The trial Magistrate overruled the objection but the learned Additional Sessions Judge, Patiala. on revision sustained it.
2. Since the order of the trial Magistrate had been upset by the Additional Sessions Judge, Patiala, a revision lay to this Court and not a petition Under Section 482, Code of Criminal Procedure. That is clear from the provisions of Section 397, Code of Criminal Procedure. So this petition is treated as a revision. Thus, the scope of the proceedings has become widened. There may be a difference of opinion on the evidence led on the subject as to whether the offending husband last resided with the petitioner-wife within the territorial jurisdiction of the Court at Nabha. But alternatively, the Court where the wife by the first marriage has taken up a permanent residence after the commission of the offence also has the jurisdiction. Learned Counsel for the petitioner rightly, to begin with, pressed this alternate argument by contending that the wife was residing within the territorial jurisdiction of Nabha after the commission of the offence, in her father's house, and was also working for gain within that territory. By adopting this stance, it is obvious that the first plea of jurisdiction has been abandoned and the alternate one set up. To this, the learned Counsel for the respondents has objection, by contending that on these facts it cannot be established that the petitioner-wife has taken up permanent residence after the commission of the said offence. He is sanguine that unless there is an assertion to that effect in the complaint or in the evidence, the jurisdiction as alternatively set up cannot be founded.

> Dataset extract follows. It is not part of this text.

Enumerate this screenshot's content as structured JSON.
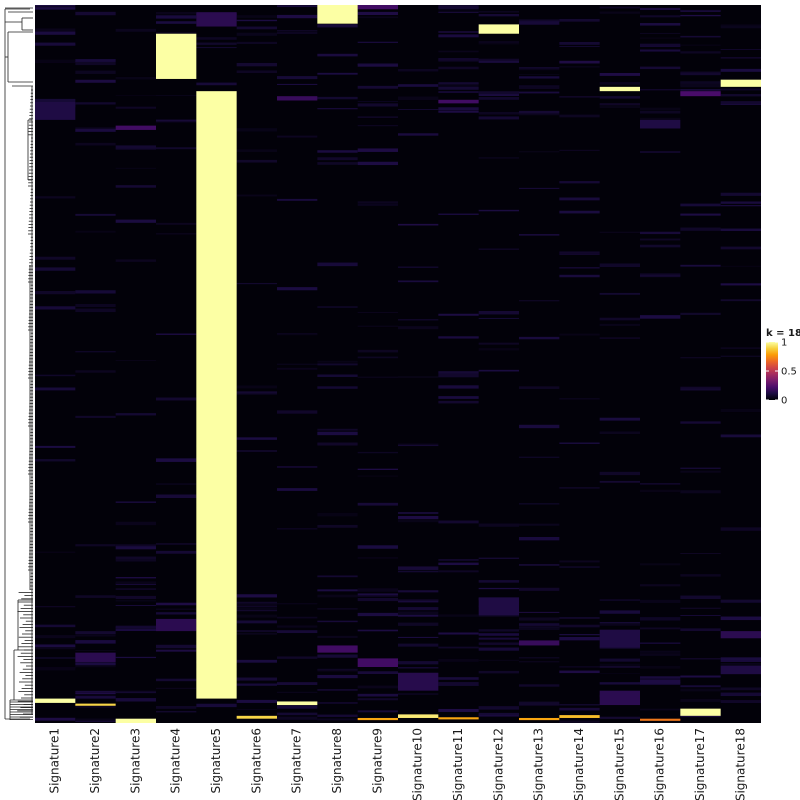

3. As it seems to me, the spirit of Section 182(2) of the Code of Criminal Procedure is to throw open a convenient jurisdiction to the offended spouse. Even while reading evidence for the purpose, the Courts have to lean towards that angle in fixing jurisdiction. Though it is true that the allegations in the complaint and the evidence of the wife are silent about her permanent residence within the territorial jurisdiction of the Court at Nabha, yet the Courts below could have drawn the inference from the mere incidence of her residence within jurisdiction, to be permanent residence. An absolute strict construction of the word 'permanent' in the sequence could lead to many an undesirable result and an abuse of the process of the Court. Thus, the impugned order of the Additional Sessions Judge is quashed and that of the Judicial Magistrate 1st Class supplanted (sustained?) by holding that the wife had a permanent residence, after the commission of the offence complained of, within the territorial jurisdiction of the Criminal Court at Nabha. And further that the trial Magistrate had the jurisdiction to try the offence. Ordered accordingly.
4. The parties through their learned Counsel are directed to put in appearance before that Court on January 9. 1985.